Grain elevator it a type of mechanized silo that allow automated storage, weighting and redistribution of wheat grains. Predominantly visible in the Mid-West such Illinois, Minnesota or Saskatchewan, grain elevators have an odd presence in the vast, golden-yellow landscape of the North American Prairies. Its existence is sublime: extremely tall and monochrome. According to the environmental historian William Cronon, much of urban Chicago’s initial development owes its dues to its comprehensive grain elevator system connected to riverways and railroads:
“Grain entered the structure on an endless steam-powered conveyor belt to which large scoops or buckets were attached. After riding the buckets to the top of the building, the grain was weighted on a set of scales – a technique that soon encouraged Chicago dealers to define their standard bushels according to weight rather than volume. Grain dropped out the bottom of the scale into a rotating chute mechanism, which elevator operators could direct into any of the numbered bins inside the warehouse. Once it was inside the bins, workers could deliver grain to a waiting ship or railroad car simply by opening a chute at the bottom of the building and letting gravity do the rest of the work.” (Cronon, 1991, 111)
What each farmer loaded into the elevator did not matter – the grain became indistinguishable once the grains were elevated up into the silo:
“Farmers and shippers delivered grain to a warehouse and got in return a receipt that they or anyone else could redeem at will. Anyone who gave the receipt back to the elevator got in return not the original lot of grain but an equal quantity of equally graded grain.” (Cronon, 1991, 116)
In a sense, the grain elevator system became a currency-issuing system. As the possession of grain was alienated from its physical form, grain quality did not matter anymore. As grain elevators promised unconditionally, they were quickly being taken advantage of. Soon farmers started to load dirty grain in the elevator in exchange for relatively clean batches. It became a short cut for short-term economic success that was quickly spoiled.
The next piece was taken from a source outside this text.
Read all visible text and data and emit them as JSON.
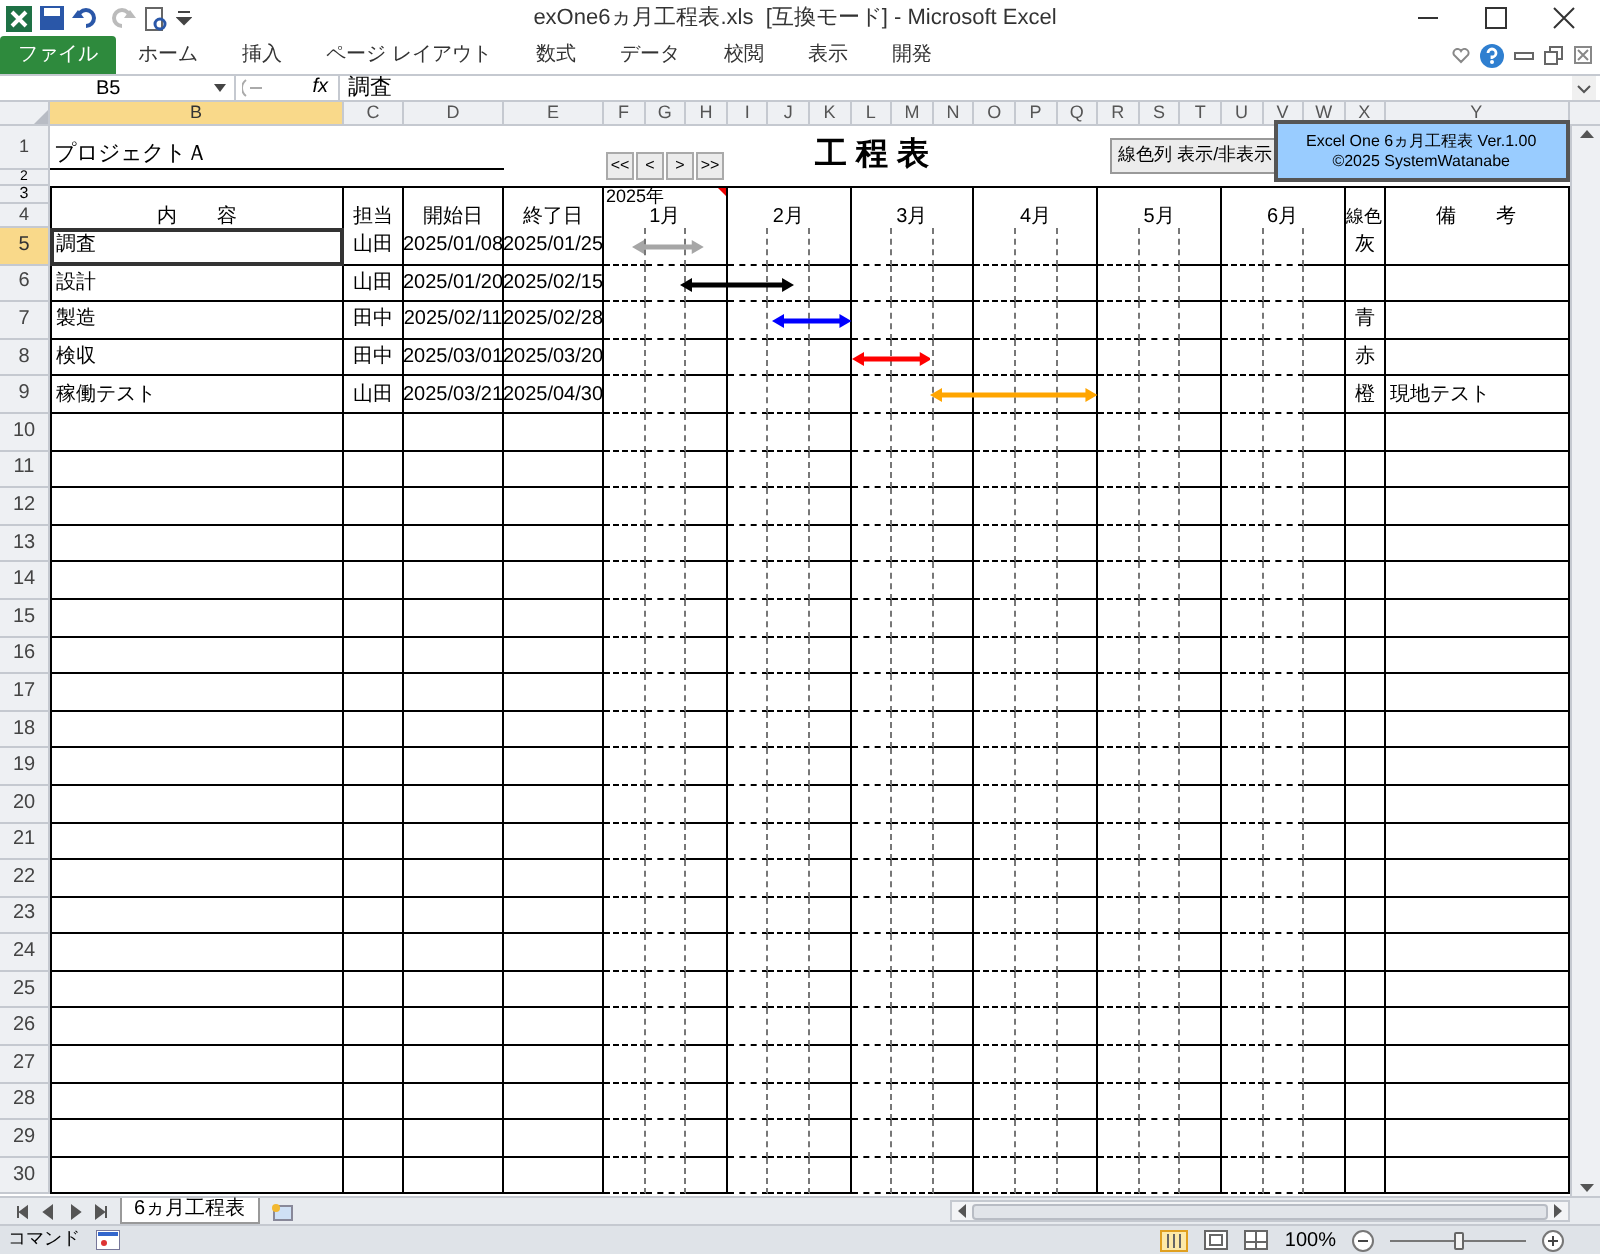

Chicago quickly became notorious for its particularly dirty and bad grain produce. (Cronon, 1991, 117)
Source: Cronon, William. Nature’s Metropolis :Chicago and the Great West. New York: W.W.Norton, 1992.
In the 2005 iteration of Charlie and the Chocolate Factory , Charlie, the working-class white boy who lived with his extended family of parents and grandparents in a stilt house on the edges of Willy Wonka’s factory town, became the last lucky child to find one of Mr. Wonka’s golden tickets. Charlie, who eventually emerged from other kids as the potential inheritor of the chocolate factory, initially turned down Mr. Wonka’s offer as he had to leave his family members behind permanently. Throughout the film, we learned that Charlie was non-competitive, genuinely curious, and open-hearted about moments that defied cultural conventions and clues. It is his innocence that convinced Mr. Wonka to elect him as the next factory owner. Yet, it was precisely Charlie’s open heartedness that allowed him to see the emptiness and arbitrary sense of pride with inheriting the world-renowned chocolate factory.
Wonka’s factory was the fictional savior institute in this film — by selecting the lucky child based on good will and elevating him on a whim, Mr. Wonka believed that he was saving Charlie from his life. Charlie, however, operated in a different set of value system: he did not see factory ownership (becoming a paternal capitalist) as the ultimate life goal. Mr. Wonka was fully alienated — from his family, his workers, his passion for candies, and sense of self.